We wish to restrict access on our development server to those users who have a valid SSL Client certificate. We are running Apache 2.2.16 on Debian 6.

However, for some sections (mainly git-http, setup with gitolite on https://my.server/git/) we need an exception since many git clients don't support SSL client certificates.

I have succeeded in requiring client cert authentication for the server, and in adding exceptions for some locations. However, it seems this does not work for git.

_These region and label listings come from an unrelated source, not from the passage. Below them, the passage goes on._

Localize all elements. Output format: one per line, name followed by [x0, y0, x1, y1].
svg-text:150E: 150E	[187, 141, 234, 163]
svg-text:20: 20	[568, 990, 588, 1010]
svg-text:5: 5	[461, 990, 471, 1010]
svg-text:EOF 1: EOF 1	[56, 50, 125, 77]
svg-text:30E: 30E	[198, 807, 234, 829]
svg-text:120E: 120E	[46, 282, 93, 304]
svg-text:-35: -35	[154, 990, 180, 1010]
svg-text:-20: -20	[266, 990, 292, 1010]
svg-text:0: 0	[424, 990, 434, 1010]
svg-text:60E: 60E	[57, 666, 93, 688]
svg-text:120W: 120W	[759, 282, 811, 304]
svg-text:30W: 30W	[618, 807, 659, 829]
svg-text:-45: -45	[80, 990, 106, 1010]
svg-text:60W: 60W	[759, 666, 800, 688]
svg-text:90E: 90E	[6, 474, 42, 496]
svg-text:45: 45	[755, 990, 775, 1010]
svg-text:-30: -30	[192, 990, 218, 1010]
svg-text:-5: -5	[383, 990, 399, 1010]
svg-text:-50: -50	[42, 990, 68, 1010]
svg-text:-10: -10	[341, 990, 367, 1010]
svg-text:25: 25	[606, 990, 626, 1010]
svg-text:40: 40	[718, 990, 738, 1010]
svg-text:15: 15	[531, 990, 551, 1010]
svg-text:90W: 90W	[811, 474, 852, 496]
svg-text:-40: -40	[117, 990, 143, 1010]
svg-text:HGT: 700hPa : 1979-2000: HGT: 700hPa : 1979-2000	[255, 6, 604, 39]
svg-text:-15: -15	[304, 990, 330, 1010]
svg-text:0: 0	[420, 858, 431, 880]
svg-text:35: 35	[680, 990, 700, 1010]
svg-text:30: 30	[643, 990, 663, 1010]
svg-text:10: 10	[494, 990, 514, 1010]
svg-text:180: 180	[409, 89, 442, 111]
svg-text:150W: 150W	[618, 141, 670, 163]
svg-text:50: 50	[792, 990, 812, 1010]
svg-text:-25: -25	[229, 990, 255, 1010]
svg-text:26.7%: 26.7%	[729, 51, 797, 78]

The current setup is as follows:

SSLCACertificateFile ssl-certs/client-ca-certs.crt
<Location />
  SSLVerifyClient require
  SSLVerifyDepth 2
</Location>
# this works
<Location /foo>
  SSLVerifyClient none
</Location>
# this does not
<Location /git>
  SSLVerifyClient none
</Location>

I have also tried an alternative solution, with the same results:

# require authentication everywhere except /git and /foo
<LocationMatch "^/(?!git|foo)">
  SSLVerifyClient require
  SSLVerifyDepth 2
</LocationMatch>

In both these cases, a user without client certificate can perfectly access my.server/foo/, but not my.server/git/ (access is refused because no valid client certificate is given). If I disable SSL client certificate authentication completely, my.server/git/ works ok.

The ScriptAlias problem

Gitolite is setup using the ScriptAlias directive. I have found that the problem occurs with any similar ScriptAlias:

# Gitolite
ScriptAlias /git/ /path/to/gitolite-shell/
ScriptAlias /gitmob/ /path/to/gitolite-shell/
# My test
ScriptAlias /test/ /path/to/test/script/

Note that /path/to/test/script is a file, not a directory, the same goes for /path/to/gitolite-shell/

My test script simply prints out the environment, super simple:

#!/usr/bin/perl

print "Content-type:text/plain\n\n";
print "TEST\n";
@keys = sort(keys %ENV);
foreach (@keys) {
    print "$_ => $ENV{$_}\n";
}

It seems that if I go to https://my.server/test/someLocation, that any SSLVerifyClient directives are being applied which are in Location blocks that match /test/someLocation or just /someLocation.

If I have the following config:

<LocationMatch "^/f">
        SSLVerifyClient require
        SSLVerifyDepth 2
</LocationMatch>

Then, the following URL requires a client certificate: https://my.server/test/foo. However, the following URL does not: https://my.server/test/somethingElse/foo

Note that this only seems to apply for SSL configuration. The following has no effect whatsoever on https://my.server/test/foo:

<LocationMatch "^/f">
        Order allow,deny
        Deny from all
</LocationMatch>

However, it does block access to https://my.server/foo.

This presents a major problem for cases where I have some project running at https://my.server/project (which has to require SSL client certificate authorization), and there is a git repository for that project at https://my.server/git/project which cannot require a SSL client certificate. Since the /git/project URL also gets matched agains /project Location blocks, such a configuration seems impossible given my current findings.

Question: Why is this happening, and how do I solve my problem?

In the end, I want to require SSL Client certificate authorization for the whole server except for /git and /someLocation, with as minimal configuration as possible (so I don't have to modify the configuration each time something new is deployed or a new git repository is added).

Note: I rewrote my question (instead of just adding more updates at the bottom) to take into account my new findings and hopefully make this more clear.